Typewriter print of 1 Corinthians 13:4-6
Photo by Leighann Blackwood on Unsplash

My goodness. 2020 was A YEAR. 2021 has shaped up to be a match, just half way in.

There's a lot to unpack in the questions I've had over the past year. The pandemic has claimed so many lives; either directly by illness, by horrid injustices especially for our BIPOC brothers and sisters, or indirectly by the people who ended their lives being cut off from loved ones and so many more that we don't even know of.

For me, I had to leave a church who I loved; I've moved back to my home town of Spokane, WA. I've begun a path of questioning and seeking truth. Now I have more questions than answers these days.

I can only hope and pray that I am being formed and shaped by God. I will seek truth, not what I want to feel. I will step out, even though I'm afraid for what others may think of me.

My relationship with God, knowing Him more and being shaped by His unfathomable hope, faith and love -- that is what I'm seeking.

Lord, Have Mercy on Us

But today, my heart is troubled. Many people may have seen something to the effect of this image floating around:

A common picture, I'm afraid

Have we gone the wrong way?

In what part of scripture or the Christian walk are God’s people called "lions"? Where is the call in the gospel to take up arms, to rail against the government, or to look down on anyone as being a "sheep"? Scripture calls us to pray for our leaders. We are not to gossip about them or condemn them. We are called to love our neighbors in humility, not to despise them in our "superior knowledge" when we almost never see nor understand the whole picture ourselves.

The tragedy of 2020 continues in the church, in us: we are a soiled Bride, more concerned with how much she thinks she knows, how much better than others she thinks she is, than with actually showing others the all-encompassing love of Christ.

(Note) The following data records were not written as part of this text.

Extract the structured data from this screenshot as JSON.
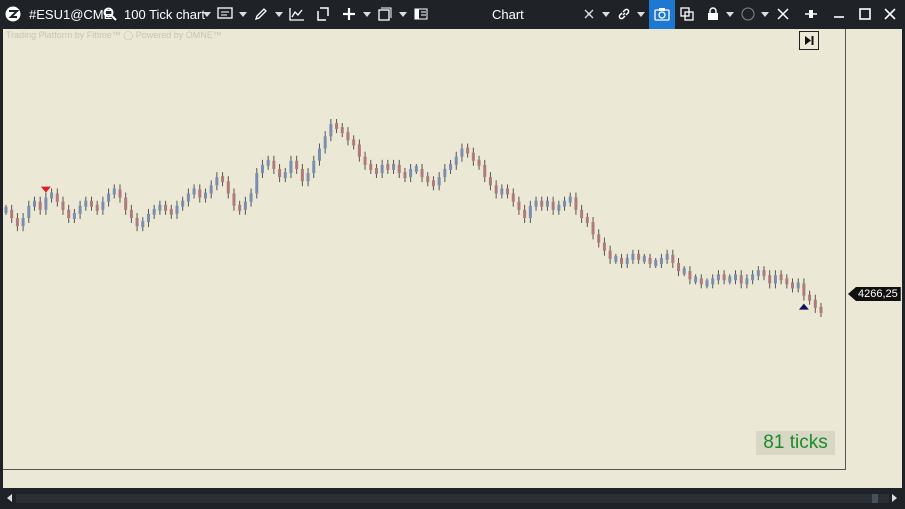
{
  "toolbar": {
    "symbol": "#ESU1@CME",
    "chart_type": "100 Tick chart",
    "window_title": "Chart",
    "icons": [
      "app-logo-icon",
      "search-icon",
      "template-icon",
      "draw-pencil-icon",
      "indicator-icon",
      "bar-style-icon",
      "crosshair-plus-icon",
      "window-layout-icon",
      "panel-icon",
      "cursor-icon",
      "link-icon",
      "camera-icon",
      "duplicate-icon",
      "lock-icon",
      "circle-color-icon",
      "tools-icon",
      "pin-icon",
      "minimize-icon",
      "maximize-icon",
      "close-icon"
    ]
  },
  "watermark": {
    "text": "Trading Platform by FitIme™ ◯ Powered by OMNE™"
  },
  "price_label": {
    "value": "4266,25"
  },
  "ticks_badge": {
    "text": "81 ticks"
  },
  "colors": {
    "background": "#ebe8d6",
    "up_bar": "#7a8fb0",
    "down_bar": "#b07a7a",
    "badge_text": "#1a8c2a",
    "toolbar": "#1f2328",
    "accent": "#1e78d2"
  },
  "chart_data": {
    "type": "ohlc-tick",
    "symbol": "#ESU1@CME",
    "interval": "100 ticks",
    "last_price": 4266.25,
    "markers": [
      {
        "type": "sell-arrow",
        "bar_index": 7
      },
      {
        "type": "buy-arrow",
        "bar_index": 140
      }
    ],
    "closes": [
      0.62,
      0.6,
      0.58,
      0.6,
      0.63,
      0.64,
      0.62,
      0.65,
      0.66,
      0.64,
      0.62,
      0.6,
      0.61,
      0.63,
      0.64,
      0.63,
      0.62,
      0.64,
      0.66,
      0.67,
      0.65,
      0.62,
      0.6,
      0.58,
      0.59,
      0.61,
      0.62,
      0.63,
      0.62,
      0.61,
      0.63,
      0.64,
      0.66,
      0.67,
      0.65,
      0.66,
      0.68,
      0.7,
      0.69,
      0.66,
      0.63,
      0.62,
      0.64,
      0.66,
      0.71,
      0.73,
      0.74,
      0.72,
      0.7,
      0.71,
      0.74,
      0.72,
      0.69,
      0.71,
      0.74,
      0.77,
      0.8,
      0.83,
      0.82,
      0.81,
      0.79,
      0.78,
      0.75,
      0.73,
      0.72,
      0.71,
      0.73,
      0.72,
      0.73,
      0.71,
      0.7,
      0.72,
      0.72,
      0.7,
      0.69,
      0.68,
      0.7,
      0.72,
      0.73,
      0.75,
      0.77,
      0.76,
      0.74,
      0.73,
      0.7,
      0.68,
      0.66,
      0.67,
      0.66,
      0.64,
      0.62,
      0.6,
      0.63,
      0.64,
      0.63,
      0.64,
      0.62,
      0.63,
      0.64,
      0.65,
      0.62,
      0.6,
      0.59,
      0.56,
      0.54,
      0.52,
      0.5,
      0.5,
      0.49,
      0.5,
      0.51,
      0.5,
      0.5,
      0.49,
      0.49,
      0.5,
      0.51,
      0.49,
      0.47,
      0.47,
      0.45,
      0.45,
      0.44,
      0.44,
      0.45,
      0.46,
      0.45,
      0.45,
      0.46,
      0.44,
      0.45,
      0.46,
      0.47,
      0.46,
      0.44,
      0.46,
      0.45,
      0.44,
      0.43,
      0.44,
      0.41,
      0.4,
      0.38,
      0.37
    ]
  }
}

We are blind and lame; we are crying out in pride, arrogance and terror at a world of God-Image-Bearers we were called instead to love.

Where is our humility? Where is our seeking the Lord, accepting our ignorance, our incompleteness without our glorious Savior? Where is our love for fellow humanity? Where is our self-sacrifice? What cross do we really bear?

It is no wonder our churches are emptying. It is no wonder that people turn away from what they have been taught is Christianity. This thing that has become false teaching, that is the culmination of fear and arrogance, this rhetoric that attempts to point out flaws in fellow man while ignoring the arrogance, the fear and the greed in our own hearts that Christ Himself preached against.

We seek to be known as martyrs for the Gospel, pretending that we are persecuted. We have forgotten our true calling. We have missed the lessons of the true martyrs who made the way clear before us. We have forgotten righteous suffering; we have traded real humility, and instead we whore ourselves for attention.

We have acted religious, but we have rejected the power that would make us truly godly. And people are right to stay away, just as Paul warned. [1]

Oh Lord Jesus Christ, have mercy on us. We have acted so arrogantly. Draw us back to you and open our eyes to the suffering around us. Open our eyes to our own desperate need for you. Renew us, wash us clean of our pride and arrogance. Free us from fear and ignorance. Let us not preach your glorious name in vain. Instead, let us preach the everlasting hope, faith and love you have shown us. This is the Gospel, that you died for us while we were still your enemy, you rose from the dead so that we can be saved. Not by our works or what we think we know, but by your grace alone.

Lord Jesus Christ, have mercy on me, because I am a sinner. I see so little and have done so much harm. Redeem me and make me more like You. Let me speak the truth, life, hope, faith and love that you have taught me. Break my heart for what breaks Yours.

Sometime soon, I hope to have comments available for this site. I don't know everything. I probably know nothing. But I hope that these feeble words at very least point to Christ.